Lalu, Federasi Serikat Pekerja Rokok Tembakau Makanan Minuman SPSI (FP RTMM SPSI), Gabungan Produsen Rokok Putih Indonesia (GAPRINDO), Gabungan Produsen Rokok Surabaya (GAPROSU), Lembaga Konsumen Rokok Indonesia (LKRI), Komite Nasional Pelestarian Kretek (KNPK), Perokok Bijak, dan Komunitas Kretek.

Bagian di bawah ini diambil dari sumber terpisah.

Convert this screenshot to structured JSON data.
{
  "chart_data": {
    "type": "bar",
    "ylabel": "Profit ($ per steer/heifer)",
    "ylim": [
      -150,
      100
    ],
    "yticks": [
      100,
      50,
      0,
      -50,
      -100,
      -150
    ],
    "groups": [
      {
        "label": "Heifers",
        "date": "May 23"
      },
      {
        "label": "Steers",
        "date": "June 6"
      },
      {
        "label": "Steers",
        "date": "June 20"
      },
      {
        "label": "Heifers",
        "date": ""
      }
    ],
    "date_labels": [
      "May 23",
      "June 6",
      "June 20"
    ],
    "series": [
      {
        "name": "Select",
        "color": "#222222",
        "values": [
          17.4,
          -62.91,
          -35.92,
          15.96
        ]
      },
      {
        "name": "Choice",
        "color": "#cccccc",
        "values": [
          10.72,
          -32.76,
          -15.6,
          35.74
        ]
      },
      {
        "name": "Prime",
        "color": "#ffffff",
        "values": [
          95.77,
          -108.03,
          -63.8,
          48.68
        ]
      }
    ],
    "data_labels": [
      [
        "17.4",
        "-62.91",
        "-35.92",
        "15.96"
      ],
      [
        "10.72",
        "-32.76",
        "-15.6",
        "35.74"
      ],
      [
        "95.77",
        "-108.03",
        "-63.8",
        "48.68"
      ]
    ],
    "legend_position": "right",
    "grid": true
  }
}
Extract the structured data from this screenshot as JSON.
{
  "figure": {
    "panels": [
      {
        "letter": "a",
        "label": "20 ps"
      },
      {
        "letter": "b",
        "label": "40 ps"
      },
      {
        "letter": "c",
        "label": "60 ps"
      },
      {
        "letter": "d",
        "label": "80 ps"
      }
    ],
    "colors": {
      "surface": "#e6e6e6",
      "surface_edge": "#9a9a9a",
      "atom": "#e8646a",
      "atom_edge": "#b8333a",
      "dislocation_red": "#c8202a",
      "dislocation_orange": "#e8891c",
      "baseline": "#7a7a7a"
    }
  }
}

Ketua Umum AMTI Budidoyo mengatakan bahwa ada tiga poin besar dalam sikap tersebut. Pertama, revisi PP 109/2012 bukan termasuk dalam regulasi yang diprioritaskan dalam Keputusan Presiden Nomor 4 Tahun 2021 tentang Program Penyusunan Peraturan Pemerintah.
Kedua, jalur prakarsa merupakan mekanisme untuk mendorong suatu peraturan karena situasi darurat. Faktanya sampai hari ini kedaruratan revisi PP 109/2012 masih dipertanyakan. Terlebih, pemangku kepentingan IHT tidak pernah dilibatkan dalam proses penyusunan kebijakan.
Baca Juga
Hal ini mengkhianati amanah peraturan dan perundang-undangan karena pemerintah seharusnya mengkonsultasikan kebijakan yang berdampak pada mata rantai IHT kepada para pemangku kepentingannya.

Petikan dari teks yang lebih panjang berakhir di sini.